The billable hour is dead. A quick Internet search will provide a selection of obituaries ranging from confident predictions of gloom to irreverent and somewhat gleeful 'bon voyage' elegies. But are they premature?
To no one's surprise, the answer is: it depends.
In the very precise and yet complex style that perhaps only the legal industry can achieve, the billable hour is dead and yet very much alive. A sort of financial zombie lurching through the accounting department of law firms everywhere, if you will.
This duality is beautifully summed up by a 2017 article by the Legal Tech Blog titled "Death of the billable hour - rise of legal tech?" They describe the confusion to one of definition and a 2017 report by the Georgetown Law's Center for the study of the legal profession and Thomson Reuters Legal Executive Institute entitled "State of the Legal Market" as saying:
"One of the most potentially significant, though rarely acknowledged, changes of the past decade has been the effective death of the traditional billable hour pricing model in most law firms. This isn’t to suggest that most firms have done away with billing based on hours worked, indeed the majority of matters at most firms are still billed on an hourly basis."
It is clear that in understanding the celebration of the demise of the billable hour, that we are talking about the death of a client-facing pricing model rather than an internal measurement of business value contributed by lawyers working at the firm. It is that definition of the billable hour that is very much alive and well.
How does this shift affect IP law firms in particular?
It's said so often that it seems irrelevant but the volume of manual work in routine IP management practice is a showstopper in many ways, not least when it comes to client-facing pricing models for that work. Flat fee arrangements are a common practice for more routine kinds of work and the combination of flat fees, the volume of manual work and a certain 'je ne sais quois' element to how many hours any particular renewal, registration or monitoring service might actually take, gives rise to fundamental concerns about profit margins - a creature whose existence in law firms is rather more credibly under threat than the billable hour!
In our white paper "Consumption pricing in the IP industry", we took a look at the factors that tie into the average IP law firms ability to achieve the kind of work flows and pricing models that grow their business, increase revenue and create sustainable profit margins.
The 2020 Altman Weil report "Law Firms in Transition" found that just over 90% of lawyers agreed that competition on pricing between firms is a legal market trend that is here to stay. If you will be forced to compete on price and you cannot reduce the hours that manual tasks take, then the result is to reduce the flat fees that clients now demand. To do so is to charge less for your lawyer's time than you pay them.

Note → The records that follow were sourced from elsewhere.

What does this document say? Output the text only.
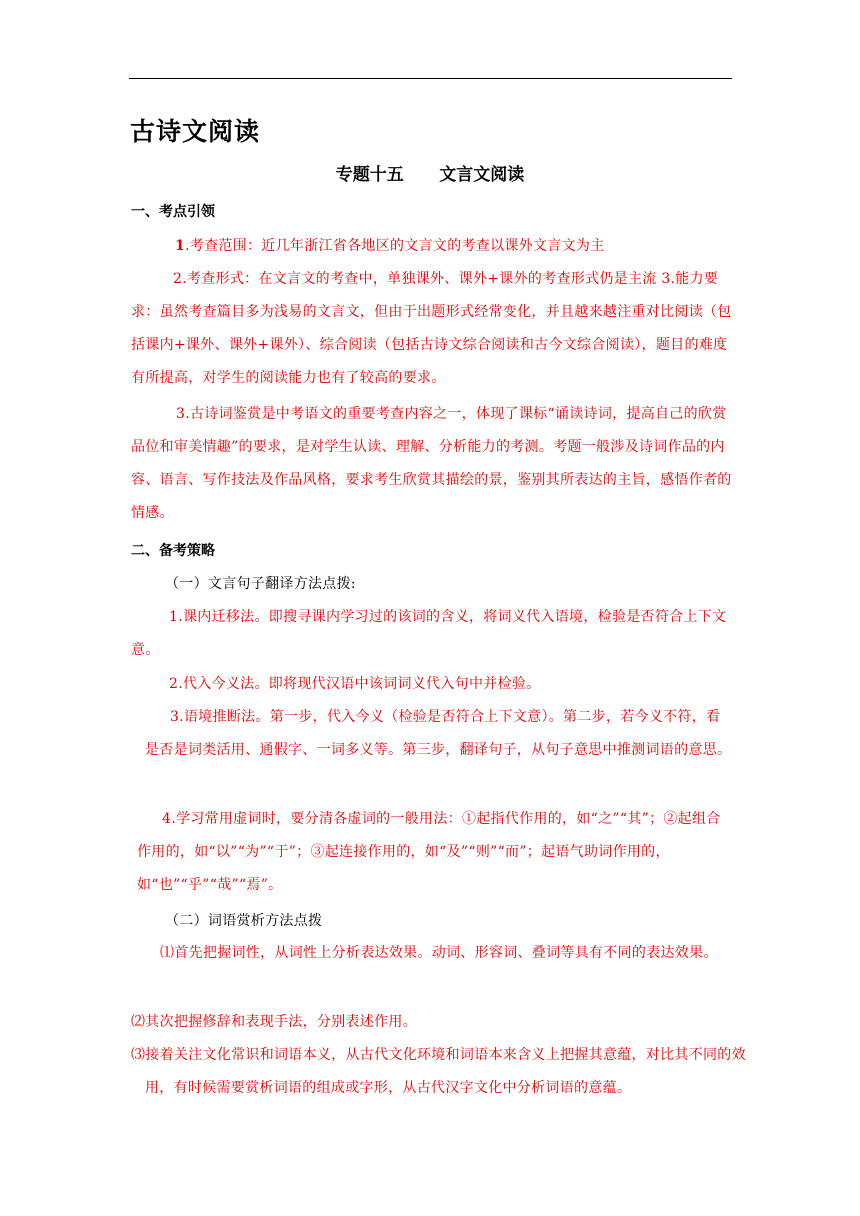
古诗文阅读
专题十五      文言文阅读
一、考点引领
1.考查范围：近几年浙江省各地区的文言文的考查以课外文言文为主
2.考查形式：在文言文的考查中，单独课外、课外+课外的考查形式仍是主流 3.能力要求：虽然考查篇目多为浅易的文言文，但由于出题形式经常变化，并且越来越注重对比阅读（包括课内+课外、课外+课外）、综合阅读（包括古诗文综合阅读和古今文综合阅读），题目的难度有所提高，对学生的阅读能力也有了较高的要求。
3.古诗词鉴赏是中考语文的重要考查内容之一，体现了课标“诵读诗词，提高自己的欣赏品位和审美情趣”的要求，是对学生认读、理解、分析能力的考测。考题一般涉及诗词作品的内容、语言、写作技法及作品风格，要求考生欣赏其描绘的景，鉴别其所表达的主旨，感悟作者的情感。
二、备考策略
（一）文言句子翻译方法点拨:
1.课内迁移法。即搜寻课内学习过的该词的含义，将词义代入语境，检验是否符合上下文意。
2.代入今义法。即将现代汉语中该词词义代入句中并检验。
3.语境推断法。第一步，代入今义（检验是否符合上下文意）。第二步，若今义不符，看是否是词类活用、通假字、一词多义等。第三步，翻译句子，从句子意思中推测词语的意思。
4.学习常用虚词时，要分清各虚词的一般用法：①起指代作用的，如“之”“其”；②起组合作用的，如“以”“为”“于”；③起连接作用的，如“及”“则”“而”；起语气助词作用的，如“也”“乎”“哉”“焉”。
（二）词语赏析方法点拨
⑴首先把握词性，从词性上分析表达效果。动词、形容词、叠词等具有不同的表达效果。
⑵其次把握修辞和表现手法，分别表述作用。
⑶接着关注文化常识和词语本义，从古代文化环境和词语本来含义上把握其意蕴，对比其不同的效用，有时候需要赏析词语的组成或字形，从古代汉字文化中分析词语的意蕴。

Add in the all-too-frequent free services that many IP law firms offer to their clients as the price of doing business and retaining their business and it is difficult to see any potential for growth in that market. Core to any unified position on this topic is the understanding that is the way in which we manage routine IP work that must change to both satisfy clients and increase profit margins.
It is this fact that creates such opportunities for legal technology companies in the IP space to contribute in a meaningful to change that benefits the entire eco-system. If lawyers must do more with less (and they must), then it is the role of legal technology companies to provide intelligent tools to help them and excitingly, that future is now here.